The Fourth Circuit decided Brown on August 21, 2017, holding that Johnson did not apply to cases in which defendants were sentenced under the pre-Booker Sentencing Guidelines. United States v. Brown, 868 F.3d 297 (4th Cir. 2017). The Fourth Circuit denied a motion for rehearing en banc, United States v. Brown, 891 F.3d 115 (4th Cir. 2018), and the Supreme Court denied certiorari, Brown v. United States, No. 17-9276, 2018 WL 2877128 (U.S. Oct. 15, 2018).

On November 6, 2018, Petitioner filed a supplemental memorandum in light of the Supreme Court's denial of certiorari in Brown. In the supplemental memorandum, Petitioner states that the parties agree that, based on the Supreme Court's denial of certiorari, Petitioner's claim is foreclosed by Brown as untimely. As Petitioner concedes that his petition is untimely, Petitioner's motion will be denied and dismissed.

Finally, the Court notes that Petitioner seeks an order from the Court granting a certificate of appealability. Petitioner essentially contends that reasonable jurists would disagree over the constitutionality of the Court's denial of a motion to vacate as untimely in which a petitioner raises a Johnson claim where the petitioner was sentenced pre-Booker. The Court recognizes that Chief Judge Gregory wrote a dissent in the Fourth Circuit's Brown decision, arguing that the petitioner there should be entitled to relief under Johnson and after Beckles. The Court also recognizes that Justice Sotomayor wrote a dissent in the Supreme Court's decision denying the petition for certiorari in Brown, in which Justice Ginsburg joined. Nevertheless, the Court of Appeals' decision in Brown is binding. Whether this Court or other reasonable jurists may differ on whether Brown was correctly decided, it cannot reasonably be disputed that the holding of Brown is binding on this Court and on subsequent panels of the Court of Appeals.

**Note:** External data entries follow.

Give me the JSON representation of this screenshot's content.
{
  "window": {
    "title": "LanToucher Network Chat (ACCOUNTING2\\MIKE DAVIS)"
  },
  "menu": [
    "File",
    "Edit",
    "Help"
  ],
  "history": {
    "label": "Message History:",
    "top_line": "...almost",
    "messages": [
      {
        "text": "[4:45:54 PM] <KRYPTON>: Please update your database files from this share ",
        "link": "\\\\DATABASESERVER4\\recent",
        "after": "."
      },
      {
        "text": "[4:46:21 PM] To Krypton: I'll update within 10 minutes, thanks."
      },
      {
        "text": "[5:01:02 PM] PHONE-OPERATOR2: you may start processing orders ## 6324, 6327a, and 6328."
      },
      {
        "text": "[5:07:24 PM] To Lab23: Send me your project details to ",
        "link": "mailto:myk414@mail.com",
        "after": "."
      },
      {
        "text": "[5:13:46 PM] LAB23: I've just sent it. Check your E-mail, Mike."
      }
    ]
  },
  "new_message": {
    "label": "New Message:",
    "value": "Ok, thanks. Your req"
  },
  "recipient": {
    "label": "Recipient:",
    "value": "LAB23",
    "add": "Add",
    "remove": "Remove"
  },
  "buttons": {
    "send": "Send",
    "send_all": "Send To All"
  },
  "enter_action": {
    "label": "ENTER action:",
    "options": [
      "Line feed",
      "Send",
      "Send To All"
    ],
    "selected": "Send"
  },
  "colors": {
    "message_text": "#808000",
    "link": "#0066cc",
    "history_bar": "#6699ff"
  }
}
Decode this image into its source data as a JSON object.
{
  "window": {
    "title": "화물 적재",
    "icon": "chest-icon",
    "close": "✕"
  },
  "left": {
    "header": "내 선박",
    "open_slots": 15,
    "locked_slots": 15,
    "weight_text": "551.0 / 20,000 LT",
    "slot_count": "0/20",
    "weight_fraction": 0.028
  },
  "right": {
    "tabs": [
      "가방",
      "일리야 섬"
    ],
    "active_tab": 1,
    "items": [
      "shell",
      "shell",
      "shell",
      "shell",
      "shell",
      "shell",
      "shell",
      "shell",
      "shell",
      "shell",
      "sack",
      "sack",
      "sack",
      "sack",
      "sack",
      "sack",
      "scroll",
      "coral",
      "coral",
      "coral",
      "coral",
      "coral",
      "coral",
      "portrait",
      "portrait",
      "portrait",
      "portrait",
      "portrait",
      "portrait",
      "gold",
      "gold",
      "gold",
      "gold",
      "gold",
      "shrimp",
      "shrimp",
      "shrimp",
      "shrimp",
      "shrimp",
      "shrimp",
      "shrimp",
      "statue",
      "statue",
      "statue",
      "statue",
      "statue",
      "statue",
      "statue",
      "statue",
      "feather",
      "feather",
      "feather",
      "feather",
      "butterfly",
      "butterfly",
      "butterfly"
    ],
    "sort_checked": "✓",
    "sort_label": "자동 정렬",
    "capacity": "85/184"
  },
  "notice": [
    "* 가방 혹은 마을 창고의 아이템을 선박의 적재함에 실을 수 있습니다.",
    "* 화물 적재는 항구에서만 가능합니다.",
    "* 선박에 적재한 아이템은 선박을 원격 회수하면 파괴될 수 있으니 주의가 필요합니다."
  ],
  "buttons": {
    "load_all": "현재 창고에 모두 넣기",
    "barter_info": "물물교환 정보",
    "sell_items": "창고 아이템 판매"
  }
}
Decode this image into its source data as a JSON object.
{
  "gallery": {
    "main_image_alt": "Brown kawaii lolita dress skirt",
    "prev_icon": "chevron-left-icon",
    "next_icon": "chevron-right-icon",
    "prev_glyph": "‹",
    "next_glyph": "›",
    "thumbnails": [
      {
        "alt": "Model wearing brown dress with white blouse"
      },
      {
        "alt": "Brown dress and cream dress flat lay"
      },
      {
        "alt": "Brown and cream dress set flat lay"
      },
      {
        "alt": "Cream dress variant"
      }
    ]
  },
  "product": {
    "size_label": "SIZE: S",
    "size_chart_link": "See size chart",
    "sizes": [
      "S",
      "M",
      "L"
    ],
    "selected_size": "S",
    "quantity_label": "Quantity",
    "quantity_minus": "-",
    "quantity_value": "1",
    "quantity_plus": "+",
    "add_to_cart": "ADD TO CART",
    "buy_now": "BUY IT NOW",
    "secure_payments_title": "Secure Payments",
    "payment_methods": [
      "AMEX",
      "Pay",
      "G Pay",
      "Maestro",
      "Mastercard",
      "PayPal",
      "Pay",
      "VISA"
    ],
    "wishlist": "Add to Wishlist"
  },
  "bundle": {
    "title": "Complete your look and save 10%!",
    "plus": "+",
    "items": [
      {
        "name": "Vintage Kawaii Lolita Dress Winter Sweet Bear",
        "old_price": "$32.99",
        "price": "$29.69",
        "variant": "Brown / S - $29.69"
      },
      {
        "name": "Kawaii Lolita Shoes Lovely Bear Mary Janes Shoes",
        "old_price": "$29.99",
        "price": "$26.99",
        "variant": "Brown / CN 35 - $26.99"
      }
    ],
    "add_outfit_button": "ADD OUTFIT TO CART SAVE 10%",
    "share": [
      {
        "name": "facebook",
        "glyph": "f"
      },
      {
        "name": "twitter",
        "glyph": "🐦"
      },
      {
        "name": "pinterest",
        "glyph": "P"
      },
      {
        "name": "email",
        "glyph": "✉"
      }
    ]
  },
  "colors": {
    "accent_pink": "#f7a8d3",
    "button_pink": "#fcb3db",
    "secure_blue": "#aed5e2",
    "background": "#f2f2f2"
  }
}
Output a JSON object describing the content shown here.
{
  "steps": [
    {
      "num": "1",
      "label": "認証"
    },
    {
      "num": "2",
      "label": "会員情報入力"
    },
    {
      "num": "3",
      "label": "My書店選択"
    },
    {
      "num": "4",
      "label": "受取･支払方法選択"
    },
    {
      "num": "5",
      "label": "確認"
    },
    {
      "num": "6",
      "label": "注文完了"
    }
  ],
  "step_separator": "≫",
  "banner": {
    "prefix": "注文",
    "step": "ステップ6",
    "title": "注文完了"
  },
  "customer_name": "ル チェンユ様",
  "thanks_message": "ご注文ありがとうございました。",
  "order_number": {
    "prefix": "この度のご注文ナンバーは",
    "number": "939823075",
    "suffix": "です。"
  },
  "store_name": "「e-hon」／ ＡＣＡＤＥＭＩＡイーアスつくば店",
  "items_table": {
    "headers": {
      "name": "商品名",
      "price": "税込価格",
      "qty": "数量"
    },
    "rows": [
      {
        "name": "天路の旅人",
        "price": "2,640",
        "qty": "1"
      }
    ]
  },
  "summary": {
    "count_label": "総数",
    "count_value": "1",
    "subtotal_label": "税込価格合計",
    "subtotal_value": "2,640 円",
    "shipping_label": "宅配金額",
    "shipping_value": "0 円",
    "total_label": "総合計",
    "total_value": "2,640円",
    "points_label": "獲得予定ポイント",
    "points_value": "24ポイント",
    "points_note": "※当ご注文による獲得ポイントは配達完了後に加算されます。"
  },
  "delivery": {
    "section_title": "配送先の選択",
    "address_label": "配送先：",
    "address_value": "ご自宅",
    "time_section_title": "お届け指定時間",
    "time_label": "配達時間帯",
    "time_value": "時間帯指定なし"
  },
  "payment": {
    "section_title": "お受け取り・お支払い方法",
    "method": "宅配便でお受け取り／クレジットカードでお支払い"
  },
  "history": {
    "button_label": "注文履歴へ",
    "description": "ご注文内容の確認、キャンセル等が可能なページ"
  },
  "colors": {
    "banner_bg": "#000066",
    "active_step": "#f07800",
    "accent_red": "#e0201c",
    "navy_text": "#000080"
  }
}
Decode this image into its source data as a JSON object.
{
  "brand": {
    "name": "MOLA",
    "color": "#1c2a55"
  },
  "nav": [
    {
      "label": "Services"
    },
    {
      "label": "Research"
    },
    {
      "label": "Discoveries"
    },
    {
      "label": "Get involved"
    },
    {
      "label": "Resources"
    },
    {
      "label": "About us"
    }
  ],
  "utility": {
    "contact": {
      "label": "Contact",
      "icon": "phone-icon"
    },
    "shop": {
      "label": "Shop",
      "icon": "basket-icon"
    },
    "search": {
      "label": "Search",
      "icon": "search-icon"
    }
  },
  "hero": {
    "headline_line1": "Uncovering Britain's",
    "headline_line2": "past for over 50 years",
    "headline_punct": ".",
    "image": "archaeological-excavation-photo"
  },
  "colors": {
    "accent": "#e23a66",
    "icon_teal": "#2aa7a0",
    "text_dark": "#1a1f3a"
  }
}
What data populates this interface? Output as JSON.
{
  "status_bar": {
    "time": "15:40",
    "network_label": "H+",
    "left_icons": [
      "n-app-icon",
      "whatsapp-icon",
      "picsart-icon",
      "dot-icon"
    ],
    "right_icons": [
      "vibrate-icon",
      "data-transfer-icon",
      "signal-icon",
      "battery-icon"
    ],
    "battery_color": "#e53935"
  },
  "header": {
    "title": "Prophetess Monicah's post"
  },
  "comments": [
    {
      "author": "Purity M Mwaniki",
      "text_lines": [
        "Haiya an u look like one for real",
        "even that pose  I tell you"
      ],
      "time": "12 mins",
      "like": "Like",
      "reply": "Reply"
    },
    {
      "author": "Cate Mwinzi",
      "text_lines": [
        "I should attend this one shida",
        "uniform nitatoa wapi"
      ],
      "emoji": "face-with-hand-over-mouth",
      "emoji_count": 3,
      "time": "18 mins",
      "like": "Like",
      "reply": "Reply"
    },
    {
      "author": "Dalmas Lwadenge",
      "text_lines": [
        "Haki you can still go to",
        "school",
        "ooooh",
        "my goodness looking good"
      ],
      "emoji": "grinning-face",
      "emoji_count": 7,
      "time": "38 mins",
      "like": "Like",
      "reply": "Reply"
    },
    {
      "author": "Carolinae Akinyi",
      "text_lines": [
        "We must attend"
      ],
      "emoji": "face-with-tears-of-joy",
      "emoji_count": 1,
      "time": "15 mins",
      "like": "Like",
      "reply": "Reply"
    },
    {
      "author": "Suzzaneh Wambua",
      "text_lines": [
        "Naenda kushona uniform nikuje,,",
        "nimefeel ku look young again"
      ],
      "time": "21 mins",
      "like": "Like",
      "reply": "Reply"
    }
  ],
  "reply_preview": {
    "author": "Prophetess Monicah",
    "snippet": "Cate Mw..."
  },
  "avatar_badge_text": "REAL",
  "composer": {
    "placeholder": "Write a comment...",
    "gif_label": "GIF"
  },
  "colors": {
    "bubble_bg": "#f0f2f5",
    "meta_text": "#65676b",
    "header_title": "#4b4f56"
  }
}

As Brown is now settled law in this circuit, the Court declines to grant a certificate of appealability in this action. The Court finds that the Petitioner has not made a substantial showing of a denial of a constitutional right. See generally 28 U.S.C. § 2253(c)(2); see also Miller-El v. Cockrell, 537 U.S. 322, 336-38 (2003) (in order to satisfy § 2253(c), a "petitioner must demonstrate that reasonable jurists would find the district court's assessment of the constitutional claims debatable or wrong") (citing Slack v. McDaniel, 529 U.S. 473, 484-85 (2000)). Petitioner has failed to demonstrate both that this Court's dispositive procedural rulings are debatable, and that the Motion to Vacate states a debatable claim of the denial of a constitutional right. Slack v. McDaniel, 529 U.S. 473, 484-85 (2000). As a result, the Court declines to issue a certificate of appealability. See Rule 11(a), Rules Governing Section 2255 Proceedings for the United States District Courts, 28 U.S.C. § 2255.

ORDER

IT IS, THEREFORE, ORDERED that Petitioner's Section 2255 Motion to Vacate, Set Aside, or Correct Sentence [Doc. 1] is DENIED and DISMISSED with prejudice.

IT IS FURTHER ORDERED that the Court declines to issue a certificate of appealability.

IT IS SO ORDERED.

JUDGMENT IN CASE

DECISION BY COURT. This action having come before the Court and a decision having been rendered;

IT IS ORDERED AND ADJUDGED that Judgment is hereby entered in accordance with the Court's November 15, 2018 Order.